Abstract:
This paper shows that capital inflows affect the reallocation of resources within and across sectors through two main channels. First, the inflows tend to lower the relative price of capital, which promotes industries with relatively high capital elasticities – an input cost channel. Second, the inflows tend to increase aggregate consumption, which tilts the demand towards goods with high income elasticities – a consumption channel. The strength of these two channels determines the direction of the reallocation effects. We provide evidence for these two channels using firm-level census data from the financial liberalization in Hungary, a policy reform that led to capital inflows. We show that firms in capital-intensive industries expand differentially, as do firms in industries producing goods with high income elasticities. On the aggregate, the consumption channel dominates and reallocates resources towards high income elasticity activities, as services.
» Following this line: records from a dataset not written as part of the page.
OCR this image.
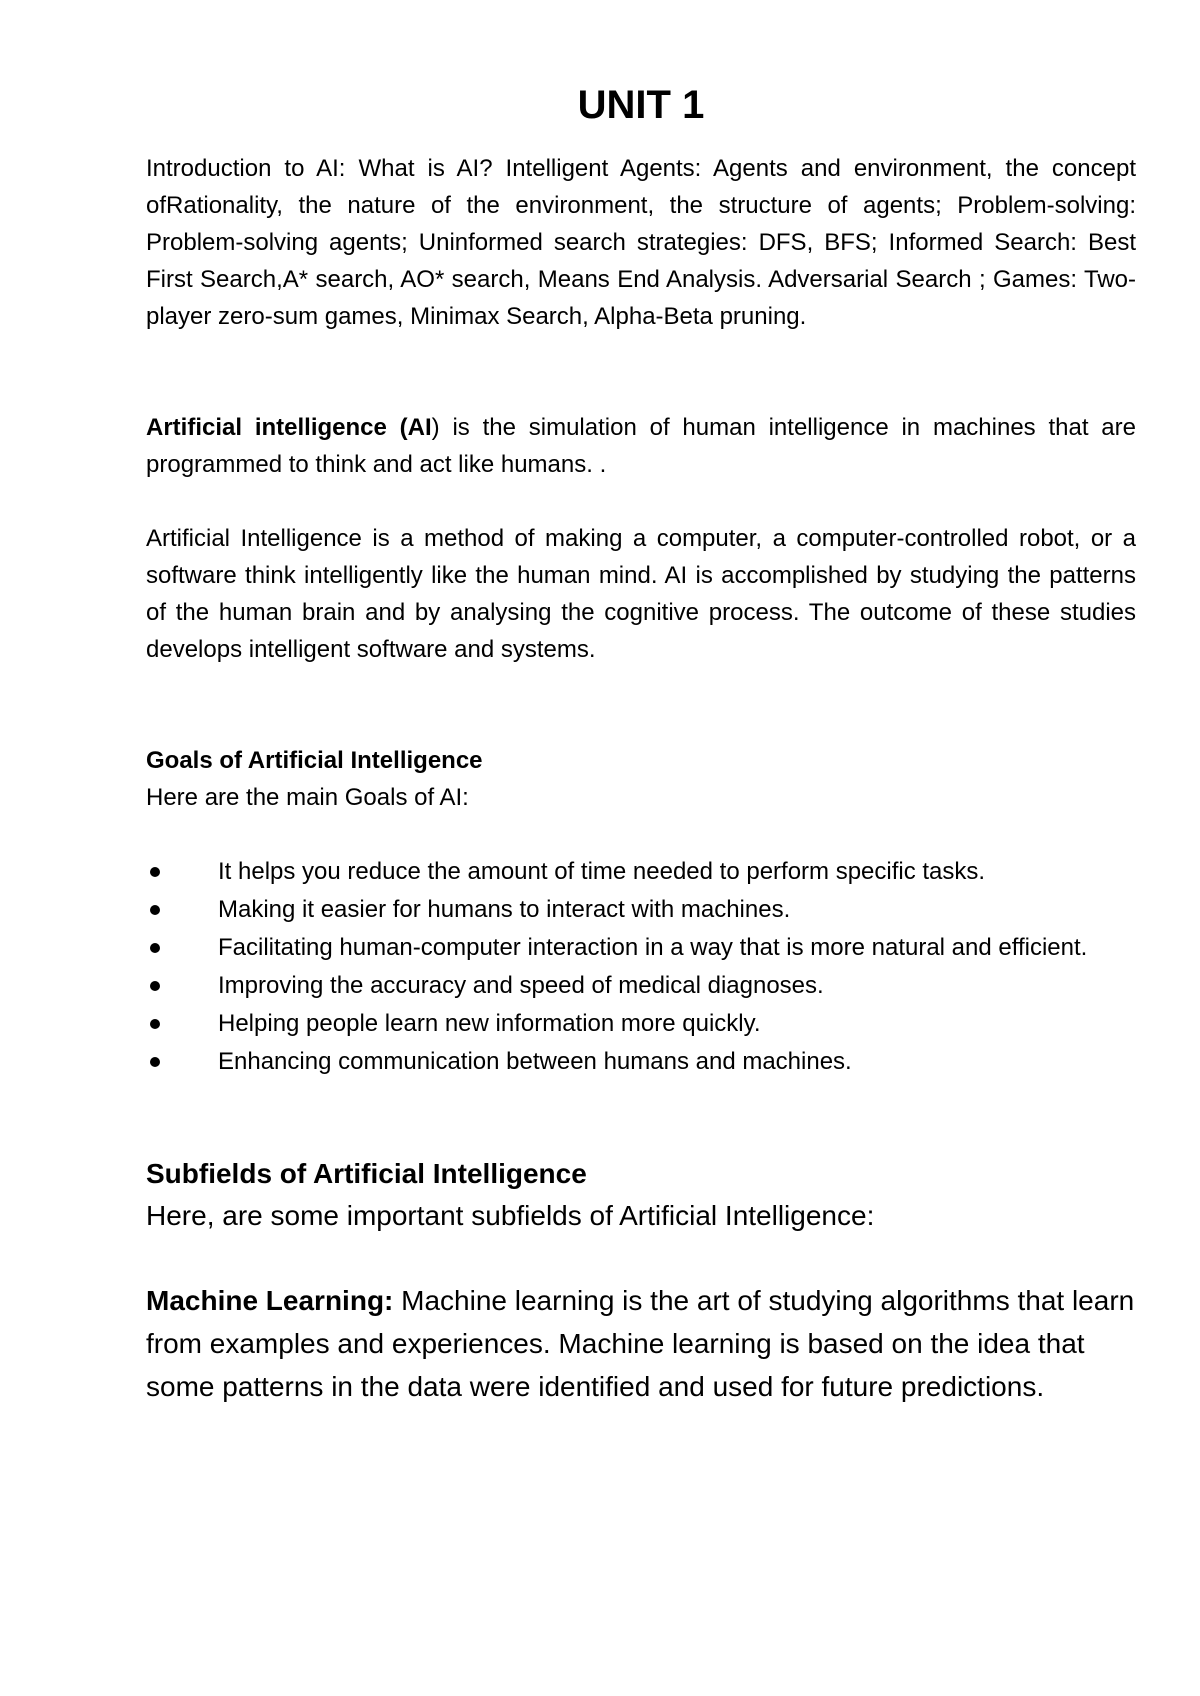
UNIT 1

Introduction to AI: What is AI? Intelligent Agents: Agents and environment, the concept ofRationality, the nature of the environment, the structure of agents; Problem-solving: Problem-solving agents; Uninformed search strategies: DFS, BFS; Informed Search: Best First Search,A* search, AO* search, Means End Analysis. Adversarial Search ; Games: Two-player zero-sum games, Minimax Search, Alpha-Beta pruning.

Artificial intelligence (AI) is the simulation of human intelligence in machines that are programmed to think and act like humans. .

Artificial Intelligence is a method of making a computer, a computer-controlled robot, or a software think intelligently like the human mind. AI is accomplished by studying the patterns of the human brain and by analysing the cognitive process. The outcome of these studies develops intelligent software and systems.

Goals of Artificial Intelligence

Here are the main Goals of AI:

It helps you reduce the amount of time needed to perform specific tasks.
Making it easier for humans to interact with machines.
Facilitating human-computer interaction in a way that is more natural and efficient.
Improving the accuracy and speed of medical diagnoses.
Helping people learn new information more quickly.
Enhancing communication between humans and machines.

Subfields of Artificial Intelligence

Here, are some important subfields of Artificial Intelligence:

Machine Learning: Machine learning is the art of studying algorithms that learn from examples and experiences. Machine learning is based on the idea that some patterns in the data were identified and used for future predictions.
These findings motivate developing a dynamic, firm-level, multi-sector open economy model with heterogeneous capital intensities and heterogeneous income elasticities. We calibrate the model and simulate a capital account liberalization that occurs during the economy’s transition to its steady-state. We find that the model can replicate our empirical results, and that the long-run outcomes depend on the extent of the liberalization.
Joint with Liliana Varela and Kei-Mu Yi
Lugar:
Sala de Consejo, Beauchef 851, piso 4 - Departamento de Ingeniería Industrial, U. de Chile.